Git, Gradle, Jenkins, and Docker's use cases have been identified in the above sections and still apply to this section.

Kubernetes, on the other hand, is a game-changer as a component of continuous deployment. It hosts a plethora of in-built functionality that will make organizations question why they ever deployed apps manually. Kubernetes's abilities allow architects to deploy new applications and updated features, re-deploy failed applications, set automatic scaling, and auto-heal containers without manual intervention. This is great in a production environment but might be overkill in a development or QA environment wherever something simpler like Docker Compose can be utilized with much less cost.

Bringing It All Together

There is an overarching theme across all three stages of continuous integration, development, and deployment.
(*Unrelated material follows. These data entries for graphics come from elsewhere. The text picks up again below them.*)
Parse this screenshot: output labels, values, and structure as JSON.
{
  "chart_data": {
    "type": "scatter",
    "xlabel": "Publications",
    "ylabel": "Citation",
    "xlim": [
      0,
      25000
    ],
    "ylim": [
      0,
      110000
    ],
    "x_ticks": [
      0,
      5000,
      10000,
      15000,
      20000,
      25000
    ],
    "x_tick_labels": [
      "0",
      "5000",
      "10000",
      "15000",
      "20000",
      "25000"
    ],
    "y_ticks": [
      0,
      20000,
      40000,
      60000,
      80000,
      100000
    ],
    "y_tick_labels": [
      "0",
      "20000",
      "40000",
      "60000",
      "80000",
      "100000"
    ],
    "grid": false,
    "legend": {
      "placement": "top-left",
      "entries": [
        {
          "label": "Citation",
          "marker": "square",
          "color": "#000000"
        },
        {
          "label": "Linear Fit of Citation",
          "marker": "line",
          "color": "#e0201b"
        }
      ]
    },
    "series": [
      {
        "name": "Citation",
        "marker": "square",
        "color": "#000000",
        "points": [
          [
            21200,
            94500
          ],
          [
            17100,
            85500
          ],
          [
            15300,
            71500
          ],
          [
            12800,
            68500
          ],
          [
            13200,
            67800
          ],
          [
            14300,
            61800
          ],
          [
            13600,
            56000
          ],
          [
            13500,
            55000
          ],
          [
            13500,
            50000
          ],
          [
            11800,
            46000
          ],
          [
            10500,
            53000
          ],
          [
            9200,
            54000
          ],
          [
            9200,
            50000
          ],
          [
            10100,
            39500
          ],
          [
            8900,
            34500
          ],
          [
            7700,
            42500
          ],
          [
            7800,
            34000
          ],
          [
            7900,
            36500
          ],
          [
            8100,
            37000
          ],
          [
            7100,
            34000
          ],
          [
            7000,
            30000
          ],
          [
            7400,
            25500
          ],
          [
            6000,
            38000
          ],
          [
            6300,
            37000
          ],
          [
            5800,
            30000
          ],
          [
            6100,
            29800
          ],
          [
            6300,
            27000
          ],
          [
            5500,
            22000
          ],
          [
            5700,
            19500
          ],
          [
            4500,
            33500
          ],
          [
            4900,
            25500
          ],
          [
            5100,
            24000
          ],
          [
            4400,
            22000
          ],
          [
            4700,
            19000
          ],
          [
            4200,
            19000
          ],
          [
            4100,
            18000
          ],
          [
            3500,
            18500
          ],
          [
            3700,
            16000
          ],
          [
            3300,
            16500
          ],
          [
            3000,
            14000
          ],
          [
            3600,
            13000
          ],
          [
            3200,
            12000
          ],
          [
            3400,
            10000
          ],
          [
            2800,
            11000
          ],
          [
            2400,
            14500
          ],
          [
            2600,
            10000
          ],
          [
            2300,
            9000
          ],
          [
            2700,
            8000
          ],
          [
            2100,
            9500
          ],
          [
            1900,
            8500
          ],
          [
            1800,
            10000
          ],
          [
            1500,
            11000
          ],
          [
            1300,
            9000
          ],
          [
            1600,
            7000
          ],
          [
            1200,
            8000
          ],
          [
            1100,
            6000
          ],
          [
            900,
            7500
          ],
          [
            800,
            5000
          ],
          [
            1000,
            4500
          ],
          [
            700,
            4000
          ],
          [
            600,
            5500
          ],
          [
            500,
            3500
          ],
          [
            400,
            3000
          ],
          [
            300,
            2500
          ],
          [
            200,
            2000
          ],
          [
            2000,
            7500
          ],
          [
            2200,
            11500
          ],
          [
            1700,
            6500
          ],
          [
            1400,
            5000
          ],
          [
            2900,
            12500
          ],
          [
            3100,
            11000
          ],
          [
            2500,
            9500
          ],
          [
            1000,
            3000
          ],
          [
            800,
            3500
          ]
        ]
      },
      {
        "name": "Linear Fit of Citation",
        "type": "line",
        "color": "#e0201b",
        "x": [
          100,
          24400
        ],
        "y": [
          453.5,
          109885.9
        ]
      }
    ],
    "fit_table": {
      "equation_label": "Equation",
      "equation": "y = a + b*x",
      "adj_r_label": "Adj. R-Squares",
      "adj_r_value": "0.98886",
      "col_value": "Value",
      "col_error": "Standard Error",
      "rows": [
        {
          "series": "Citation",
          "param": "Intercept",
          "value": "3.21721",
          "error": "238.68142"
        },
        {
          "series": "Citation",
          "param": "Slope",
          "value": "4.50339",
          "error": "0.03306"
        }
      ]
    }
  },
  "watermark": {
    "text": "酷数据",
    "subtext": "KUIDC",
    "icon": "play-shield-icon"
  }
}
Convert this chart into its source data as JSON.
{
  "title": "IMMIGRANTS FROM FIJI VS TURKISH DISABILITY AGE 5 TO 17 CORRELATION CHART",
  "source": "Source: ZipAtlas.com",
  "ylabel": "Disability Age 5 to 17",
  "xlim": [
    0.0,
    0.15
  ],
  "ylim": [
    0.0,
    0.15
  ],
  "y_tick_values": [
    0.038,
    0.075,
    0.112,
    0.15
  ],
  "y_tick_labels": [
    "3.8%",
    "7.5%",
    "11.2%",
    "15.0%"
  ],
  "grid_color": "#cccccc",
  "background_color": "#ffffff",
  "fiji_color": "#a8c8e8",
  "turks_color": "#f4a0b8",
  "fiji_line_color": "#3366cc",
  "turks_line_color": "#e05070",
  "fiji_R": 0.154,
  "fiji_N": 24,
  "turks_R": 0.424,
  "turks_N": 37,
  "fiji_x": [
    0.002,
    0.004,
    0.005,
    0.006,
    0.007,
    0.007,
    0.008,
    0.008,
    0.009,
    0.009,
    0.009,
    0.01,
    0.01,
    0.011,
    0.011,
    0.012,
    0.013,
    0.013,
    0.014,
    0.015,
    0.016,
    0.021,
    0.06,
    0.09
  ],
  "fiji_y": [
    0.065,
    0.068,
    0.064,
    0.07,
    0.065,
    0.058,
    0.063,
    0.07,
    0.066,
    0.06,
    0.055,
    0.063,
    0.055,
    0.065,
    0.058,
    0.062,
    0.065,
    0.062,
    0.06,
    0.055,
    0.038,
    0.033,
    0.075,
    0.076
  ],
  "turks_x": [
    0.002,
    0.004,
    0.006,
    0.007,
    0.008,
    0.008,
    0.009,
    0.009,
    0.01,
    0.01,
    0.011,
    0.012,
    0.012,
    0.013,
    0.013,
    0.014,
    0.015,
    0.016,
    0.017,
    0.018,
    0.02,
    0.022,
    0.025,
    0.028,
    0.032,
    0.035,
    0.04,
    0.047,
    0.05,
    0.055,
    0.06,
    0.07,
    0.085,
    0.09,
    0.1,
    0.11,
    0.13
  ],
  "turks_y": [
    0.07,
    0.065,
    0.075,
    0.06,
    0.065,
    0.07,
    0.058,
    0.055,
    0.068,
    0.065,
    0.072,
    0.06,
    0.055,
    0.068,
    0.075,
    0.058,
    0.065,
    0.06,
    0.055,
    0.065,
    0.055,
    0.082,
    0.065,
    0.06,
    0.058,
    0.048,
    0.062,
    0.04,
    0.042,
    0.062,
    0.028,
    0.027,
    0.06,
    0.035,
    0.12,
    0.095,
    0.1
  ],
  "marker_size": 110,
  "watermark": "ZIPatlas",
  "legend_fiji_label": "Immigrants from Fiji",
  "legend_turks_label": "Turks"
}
Developing, deploying, and maintaining applications at scale for enterprise architecture is more involved than an individual developer may be able to contribute. Fortunately, with the maturation of the CI/CD2 cycle, the tools discussed in this post can be used to create a system built on automation that decreases developer overhead and can allow them to spend more time creating great applications and writing excellent code.


For truly achieving a CI/CD2 flow, automation must be implemented across the whole toolchain of integration, development, and deployment (i.e. delivery). The tools and use cases above are only examples of what organizations can do with the right tools - especially open-source ones. This article can be taken further with more recent toolings such as Rancher, Terraform, and Ansible. Bringing these environment-level tools into an organization's strategy can allow the creation and deployment of not just individual applications, but complete ecosystems of application architecture, agnostic of the cloud provider.